Lama menanti, kini fajar harapan itu merekah dalam diri tiga pemain muda yakni Jonatan Christie, Ihsan Maulana Mustofa dan Anthony Sinisuka Ginting. Harapan ini bukan mengada-ngada. Tengok saja prestasi mereka beberapa waktu terakhir. Bergantian membuat kejutan dengan menjegal para senior dan pemain bintang menjadi bukti. Hasilnya, dalam waktu singkat, mereka berkejar-kejaran memperbaiki peringkat dunia.
Namun, di balik tren yang menggembirakan ini, terbersit alarm kewaspadaan. Bisa jadi, Â lebih sebagai sinyal kelemahan yang perlu segera dibenahi agar tak terjerumus dalam euforia sesaat yang bisa menguburkan masa depan mereka.
Patut diakui usia mereka masih muda untuk sebuah karir profesional. Pesona talenta yang sudah terlihat, perlu terus diasah dari waktu ke waktu. Selain teknik, mental dan kebugaran fisik menjadi pekerjaan rumah mereka saat ini.
Dua alasan itu, hemat saya, masih menjadi tembok utama yang perlu segera dirobohkan. Â Jonatan Christie misalnya. Berhasil membuat Lin Dan mati kutu di babak kedua Indonesia Open gagal berlanjut di babak selanjutnya. Bertemu pemain senior lainnya, Jan O Jorgensen, segala keunggulannya saat melibas Super Dan menguap hanya karena provokasi pemain senior Denmark itu.

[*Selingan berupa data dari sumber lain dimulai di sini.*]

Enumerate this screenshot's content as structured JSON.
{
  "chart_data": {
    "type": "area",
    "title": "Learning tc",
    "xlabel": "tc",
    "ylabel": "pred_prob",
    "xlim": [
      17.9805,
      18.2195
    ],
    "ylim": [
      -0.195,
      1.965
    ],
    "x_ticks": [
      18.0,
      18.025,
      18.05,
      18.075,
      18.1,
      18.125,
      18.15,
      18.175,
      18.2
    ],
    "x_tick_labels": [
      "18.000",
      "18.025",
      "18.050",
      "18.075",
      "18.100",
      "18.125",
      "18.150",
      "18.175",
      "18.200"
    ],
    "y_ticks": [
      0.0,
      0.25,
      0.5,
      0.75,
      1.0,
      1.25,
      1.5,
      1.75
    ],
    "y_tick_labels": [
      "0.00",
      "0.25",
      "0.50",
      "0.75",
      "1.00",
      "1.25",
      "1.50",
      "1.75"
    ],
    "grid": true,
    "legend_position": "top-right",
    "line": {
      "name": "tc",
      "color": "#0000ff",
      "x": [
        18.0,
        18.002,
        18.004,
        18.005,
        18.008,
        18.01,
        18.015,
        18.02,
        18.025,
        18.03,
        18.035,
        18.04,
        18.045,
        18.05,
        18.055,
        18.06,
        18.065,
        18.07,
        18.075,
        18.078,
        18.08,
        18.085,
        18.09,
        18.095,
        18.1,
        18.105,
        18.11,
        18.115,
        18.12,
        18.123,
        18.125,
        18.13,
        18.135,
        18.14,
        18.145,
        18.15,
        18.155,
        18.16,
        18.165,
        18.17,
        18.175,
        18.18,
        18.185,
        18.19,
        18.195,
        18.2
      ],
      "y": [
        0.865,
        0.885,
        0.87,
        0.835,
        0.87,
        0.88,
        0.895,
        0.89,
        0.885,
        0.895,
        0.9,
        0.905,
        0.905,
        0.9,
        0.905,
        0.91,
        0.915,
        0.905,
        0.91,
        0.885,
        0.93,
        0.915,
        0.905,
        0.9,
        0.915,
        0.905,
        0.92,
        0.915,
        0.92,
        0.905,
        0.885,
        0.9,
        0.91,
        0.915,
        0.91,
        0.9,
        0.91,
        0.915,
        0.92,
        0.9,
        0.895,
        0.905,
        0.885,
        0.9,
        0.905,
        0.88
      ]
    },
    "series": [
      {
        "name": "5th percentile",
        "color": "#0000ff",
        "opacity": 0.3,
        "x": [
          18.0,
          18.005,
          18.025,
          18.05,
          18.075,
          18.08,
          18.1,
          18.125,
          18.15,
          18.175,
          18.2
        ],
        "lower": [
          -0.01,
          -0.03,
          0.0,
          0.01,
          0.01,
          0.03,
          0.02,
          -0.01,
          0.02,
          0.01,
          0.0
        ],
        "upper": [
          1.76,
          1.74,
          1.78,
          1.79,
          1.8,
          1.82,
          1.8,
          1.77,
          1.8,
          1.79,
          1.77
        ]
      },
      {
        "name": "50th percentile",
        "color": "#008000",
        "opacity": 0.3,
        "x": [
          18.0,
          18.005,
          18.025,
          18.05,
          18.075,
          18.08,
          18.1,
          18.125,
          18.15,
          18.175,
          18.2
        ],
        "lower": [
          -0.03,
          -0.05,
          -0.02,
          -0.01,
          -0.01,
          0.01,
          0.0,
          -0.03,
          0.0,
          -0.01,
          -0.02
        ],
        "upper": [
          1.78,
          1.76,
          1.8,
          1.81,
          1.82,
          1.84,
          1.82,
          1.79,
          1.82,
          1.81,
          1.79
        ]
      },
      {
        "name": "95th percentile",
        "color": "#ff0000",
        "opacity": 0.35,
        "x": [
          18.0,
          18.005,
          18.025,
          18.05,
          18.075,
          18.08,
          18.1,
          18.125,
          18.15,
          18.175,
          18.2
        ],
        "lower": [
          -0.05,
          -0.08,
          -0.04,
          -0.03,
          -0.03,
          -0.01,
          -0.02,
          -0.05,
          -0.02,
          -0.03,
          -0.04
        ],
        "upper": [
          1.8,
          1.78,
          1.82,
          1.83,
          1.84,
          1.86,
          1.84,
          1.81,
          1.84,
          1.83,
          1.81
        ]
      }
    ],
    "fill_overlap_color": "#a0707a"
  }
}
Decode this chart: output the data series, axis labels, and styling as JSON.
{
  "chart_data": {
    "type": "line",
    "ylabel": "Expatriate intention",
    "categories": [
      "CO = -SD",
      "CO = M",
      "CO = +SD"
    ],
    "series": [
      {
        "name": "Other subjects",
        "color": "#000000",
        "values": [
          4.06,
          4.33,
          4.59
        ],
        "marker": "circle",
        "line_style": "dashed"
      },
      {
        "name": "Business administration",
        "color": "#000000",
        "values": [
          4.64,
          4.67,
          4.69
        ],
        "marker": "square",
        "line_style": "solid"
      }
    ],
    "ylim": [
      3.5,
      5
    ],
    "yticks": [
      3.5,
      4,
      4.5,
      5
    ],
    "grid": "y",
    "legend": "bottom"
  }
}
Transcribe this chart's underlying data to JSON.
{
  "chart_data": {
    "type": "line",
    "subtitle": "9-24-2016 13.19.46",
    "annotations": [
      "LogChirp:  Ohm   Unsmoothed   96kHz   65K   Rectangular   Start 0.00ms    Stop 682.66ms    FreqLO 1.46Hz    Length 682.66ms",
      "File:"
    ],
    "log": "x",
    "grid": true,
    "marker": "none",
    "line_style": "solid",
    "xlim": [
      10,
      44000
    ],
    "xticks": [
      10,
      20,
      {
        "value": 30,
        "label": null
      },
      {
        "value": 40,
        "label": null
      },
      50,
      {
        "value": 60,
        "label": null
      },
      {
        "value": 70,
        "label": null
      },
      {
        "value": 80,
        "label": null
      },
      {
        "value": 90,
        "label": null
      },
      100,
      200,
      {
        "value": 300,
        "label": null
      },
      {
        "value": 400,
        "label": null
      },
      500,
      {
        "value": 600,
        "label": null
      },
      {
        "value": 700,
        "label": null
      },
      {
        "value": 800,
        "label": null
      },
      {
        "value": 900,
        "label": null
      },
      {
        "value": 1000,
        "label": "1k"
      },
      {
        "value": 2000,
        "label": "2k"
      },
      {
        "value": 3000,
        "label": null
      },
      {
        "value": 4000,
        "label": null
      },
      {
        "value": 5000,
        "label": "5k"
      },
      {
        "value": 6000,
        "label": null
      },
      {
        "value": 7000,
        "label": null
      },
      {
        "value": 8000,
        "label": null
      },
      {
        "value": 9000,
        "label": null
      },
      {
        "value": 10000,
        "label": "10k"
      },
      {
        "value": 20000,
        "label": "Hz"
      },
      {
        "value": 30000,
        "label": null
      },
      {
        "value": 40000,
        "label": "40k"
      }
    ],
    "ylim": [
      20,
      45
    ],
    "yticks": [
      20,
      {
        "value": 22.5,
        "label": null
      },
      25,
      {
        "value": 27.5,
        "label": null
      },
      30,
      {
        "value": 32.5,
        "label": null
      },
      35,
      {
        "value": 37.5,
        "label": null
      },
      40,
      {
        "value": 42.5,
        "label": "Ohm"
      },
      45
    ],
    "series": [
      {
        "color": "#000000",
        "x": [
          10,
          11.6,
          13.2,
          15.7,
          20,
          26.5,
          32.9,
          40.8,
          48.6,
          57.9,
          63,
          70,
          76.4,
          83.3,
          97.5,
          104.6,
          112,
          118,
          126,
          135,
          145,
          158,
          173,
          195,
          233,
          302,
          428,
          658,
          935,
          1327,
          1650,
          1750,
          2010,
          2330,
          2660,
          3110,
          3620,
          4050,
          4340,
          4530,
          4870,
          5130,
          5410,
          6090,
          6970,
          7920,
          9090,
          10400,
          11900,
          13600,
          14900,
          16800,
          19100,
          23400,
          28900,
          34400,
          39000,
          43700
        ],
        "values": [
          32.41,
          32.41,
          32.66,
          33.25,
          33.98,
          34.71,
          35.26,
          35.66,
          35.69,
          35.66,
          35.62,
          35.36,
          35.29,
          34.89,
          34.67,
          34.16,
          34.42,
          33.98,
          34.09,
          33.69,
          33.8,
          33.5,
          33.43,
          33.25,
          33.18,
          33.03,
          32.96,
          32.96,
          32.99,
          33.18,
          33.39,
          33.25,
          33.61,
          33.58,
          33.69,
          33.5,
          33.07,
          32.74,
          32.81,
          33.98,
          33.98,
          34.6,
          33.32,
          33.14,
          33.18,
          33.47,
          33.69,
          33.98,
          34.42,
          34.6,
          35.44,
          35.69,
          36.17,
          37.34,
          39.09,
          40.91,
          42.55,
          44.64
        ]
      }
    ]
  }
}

Pada titik kritis, saat Jojo hampir membuat kejuatan lanjutan, Jorgensen menunjukkan senioritasnya. Perbedaan kematangan emosioanal antara keduanya terlihat menganga lebar. Kecakapan teknis tak banyak berarti saat fokus terbelah. Belum lagi fisik yang sudah terkuras.
Walau kalah, Jojo mendapat apresiasi dari banyak pihak, termasuk Jorgensen. Ia digadang-gadang menjadi penerus salah satu legenda Tanah Air, Taufik Hidayat.
Belum lama puja-puji itu berkumandang, Jojo tampil buruk di Austalia Open. Predikat sebagai pembunuh raksasa menguap di hadapan pemain non unggulan asal Korea Selatan Kwang Hee Heo straight set 21-15 dan 21-14 dalam tempo tak sampai setengah jam.
Gejala inkonsistensi terjadi juga pada Ihsan Maulana Mustofa. Performa apik di Indonesia Open gagal berlanjut di Australia Open. Seperti kompatriotnya Jojo, Ihsan pun tersisih di babak awal, dibekuk wakil India Sameer Verma, 22-20, 15-21 dan 21-15. Tak terlihat pesona pebulutangkis asal Tasikmalaya itu saat menjajal ketangguhan Lee Chong Wei di Istora, Senayan, Jakarta beberapa waktu lalu.
Hal yang sama pun terjadi pada Anthony. Tersingkir lebih dini di Indonesia Open, Anthony bangkit di Australia. Bahkan, juara dunia Chen Long dibuat tak berkutik. Juara bertahan asal Tiongkok itu dilibas dua game langsung 21-14 dan 21-17.
Namun, virus yang ditakuti kembali menyengat. Permainan taktis, sabar dan akurat tak terlihat di semi final. Semua itu menguap saat bertemu sesama pemain muda asal Korea Selatan Jeon Hyeok Jin. Peluang final yang sudah didepan mata pun sirna usai kalah 19-21, 21-16 dan 19-21.
Entah apa yang membuat performa para pemain muda kita cepat berubah. Yang jelas ketidakkonsistenan menggejala. Bisa jadi mental mereka masih labil. Bisa jadi pula alasan kebugaran. Hanya saja jangan sampai mereka mudah larut dalam puja-puji sesaat. Cepat berpuas diri dengan pencapaian yang ada.